ZFS Block Allocation
By bonwick on Nov 04, 2006
Block allocation is central to any filesystem. It affects not only performance, but also the administrative model (e.g. stripe configuration) and even some core capabilities like transactional semantics, compression, and block sharing between snapshots. So it's important to get it right.
There are three components to the block allocation policy in ZFS:
- Device selection (dynamic striping)
- Metaslab selection
- Block selection
By design, these three policies are independent and pluggable. They can be changed at will without altering the on-disk format, which gives us lots of flexibility in the years ahead.
So... let's go allocate a block!
1. Device selection (aka dynamic striping). Our first task is device selection. The goal is to spread the load across all devices in the pool so that we get maximum bandwidth without needing any notion of stripe groups. You add more disks, you get more bandwidth. We call this dynamic striping -- the point being that it's done on the fly by the filesystem, rather than at configuration time by the administrator.
There are many ways to select a device. Any policy would work, including just picking one at random. But there are several practical considerations:
- If a device was recently added to the pool, it'll be relatively empty. To address such imbalances, we bias the allocation slightly in favor of underutilized devices. This keeps space usage uniform across all devices.
- All else being equal, round-robin is a fine policy, but it's critical to get the granularity right. If the granularity is too coarse (e.g. 1GB), we'll only get one device worth of bandwidth when doing sequential reads and writes. If the granularity is too fine (e.g. one block), we'll waste any read buffering the device can do for us. In practice, we've found that switching from one device to the next every 512K works well for the current generation of disk drives.
- That said, for intent log blocks, it's better to round-robin between devices each time we write a log block. That's because they're very short-lived, so we don't expect to ever need to read them; therefore it's better to optimize for maximum IOPs when writing log blocks. Neil Perrin integrated support for this earlier today.
- More generally, we'll probably want different striping policies for different types of data: large/sequential, small/random, transient (like the intent log), and dnodes (clumping for spatial density might be good). This is fertile ground for investigation.
- If one of the devices is slow or degraded for some reason, it should be avoided. This is work in progress.
2. Metaslab selection. We divide each device into a few hundred regions, called metaslabs, because the overall scheme was inspired by the slab allocator. Having selected a device, which metaslab should we use? Intuitively it seems that we'd always want the one with the most free space, but there are other factors to consider:
- Modern disks have uniform bit density and constant angular velocity.

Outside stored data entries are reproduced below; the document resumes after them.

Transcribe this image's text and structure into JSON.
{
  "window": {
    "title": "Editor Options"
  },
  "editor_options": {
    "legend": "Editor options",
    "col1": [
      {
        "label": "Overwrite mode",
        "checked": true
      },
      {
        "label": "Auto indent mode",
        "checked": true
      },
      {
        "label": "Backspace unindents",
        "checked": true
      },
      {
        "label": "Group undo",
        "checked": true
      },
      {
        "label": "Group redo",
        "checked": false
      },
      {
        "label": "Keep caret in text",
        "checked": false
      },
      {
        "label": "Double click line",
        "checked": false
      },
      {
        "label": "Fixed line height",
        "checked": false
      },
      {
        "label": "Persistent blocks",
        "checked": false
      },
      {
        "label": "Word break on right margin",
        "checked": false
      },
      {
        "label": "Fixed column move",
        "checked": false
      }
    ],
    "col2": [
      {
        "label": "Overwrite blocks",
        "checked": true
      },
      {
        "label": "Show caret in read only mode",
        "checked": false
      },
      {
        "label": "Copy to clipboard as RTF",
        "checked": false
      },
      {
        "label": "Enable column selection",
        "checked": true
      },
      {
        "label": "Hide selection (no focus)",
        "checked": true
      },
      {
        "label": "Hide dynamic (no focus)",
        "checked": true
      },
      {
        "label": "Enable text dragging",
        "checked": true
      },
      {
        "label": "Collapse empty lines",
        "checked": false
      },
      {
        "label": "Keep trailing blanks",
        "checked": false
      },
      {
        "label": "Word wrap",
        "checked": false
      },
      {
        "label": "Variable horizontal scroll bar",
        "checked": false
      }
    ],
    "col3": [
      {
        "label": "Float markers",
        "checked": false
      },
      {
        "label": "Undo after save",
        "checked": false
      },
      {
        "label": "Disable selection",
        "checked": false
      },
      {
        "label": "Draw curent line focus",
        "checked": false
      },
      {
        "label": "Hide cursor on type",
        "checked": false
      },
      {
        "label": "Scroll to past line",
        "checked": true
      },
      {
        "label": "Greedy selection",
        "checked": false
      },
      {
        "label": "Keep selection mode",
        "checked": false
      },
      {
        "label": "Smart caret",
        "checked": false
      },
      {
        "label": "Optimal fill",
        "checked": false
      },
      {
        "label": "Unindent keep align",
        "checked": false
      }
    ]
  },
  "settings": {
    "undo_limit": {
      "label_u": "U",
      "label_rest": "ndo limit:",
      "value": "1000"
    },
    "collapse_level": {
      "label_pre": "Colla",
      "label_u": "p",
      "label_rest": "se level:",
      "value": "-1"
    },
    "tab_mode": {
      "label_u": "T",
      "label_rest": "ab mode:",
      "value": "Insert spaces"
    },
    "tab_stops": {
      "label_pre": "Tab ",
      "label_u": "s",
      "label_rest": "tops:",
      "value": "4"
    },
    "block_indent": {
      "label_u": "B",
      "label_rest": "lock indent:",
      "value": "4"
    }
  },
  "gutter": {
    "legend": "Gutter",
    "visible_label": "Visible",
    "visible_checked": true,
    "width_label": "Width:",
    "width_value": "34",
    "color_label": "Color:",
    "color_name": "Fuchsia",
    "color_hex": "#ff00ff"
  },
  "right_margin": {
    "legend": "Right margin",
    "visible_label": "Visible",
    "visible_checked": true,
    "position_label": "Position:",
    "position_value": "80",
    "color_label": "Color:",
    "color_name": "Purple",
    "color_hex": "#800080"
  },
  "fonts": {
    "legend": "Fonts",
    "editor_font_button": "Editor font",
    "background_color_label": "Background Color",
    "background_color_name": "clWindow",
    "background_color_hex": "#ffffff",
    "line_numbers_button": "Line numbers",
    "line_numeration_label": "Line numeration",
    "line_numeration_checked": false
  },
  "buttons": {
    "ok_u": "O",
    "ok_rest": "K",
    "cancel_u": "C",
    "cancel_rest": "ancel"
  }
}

Therefore, the outer recording zones are faster (higher bandwidth) than the inner zones by the ratio of outer to inner track diameter, which is typically around 2:1. We account for this by assigning a higher weight to the free space in lower-LBA metaslabs. In effect, this means that we'll select the metaslab with the most free bandwidth rather than simply the one with the most free space.
- When a pool is relatively empty, we want to keep allocations in the outer (faster) regions of the disk; this improves both bandwidth and latency (by minimizing seek distances). Therefore, we assign a higher weight to metaslabs that have been used before.
All of these considerations can be seen in the function metaslab_weight(). Having defined a weighting scheme, the selection algorithm is simple: always select the metaslab with the highest weight.
3. Block selection. Having selected a metaslab, we must choose a block within that metaslab. The current allocation policy is a simple variation on first-fit; it seems likely that we can do better. In the future I expect that we'll have not only a better algorithm, but a whole collection of algorithms, each optimized for a specific workload. Anticipating this, the block allocation code is fully vectorized; see space_map_ops_t for details.
The mechanism (as opposed to policy) for keeping track of free space in a metaslab is a new data structure called a space map, which I'll describe in the next post.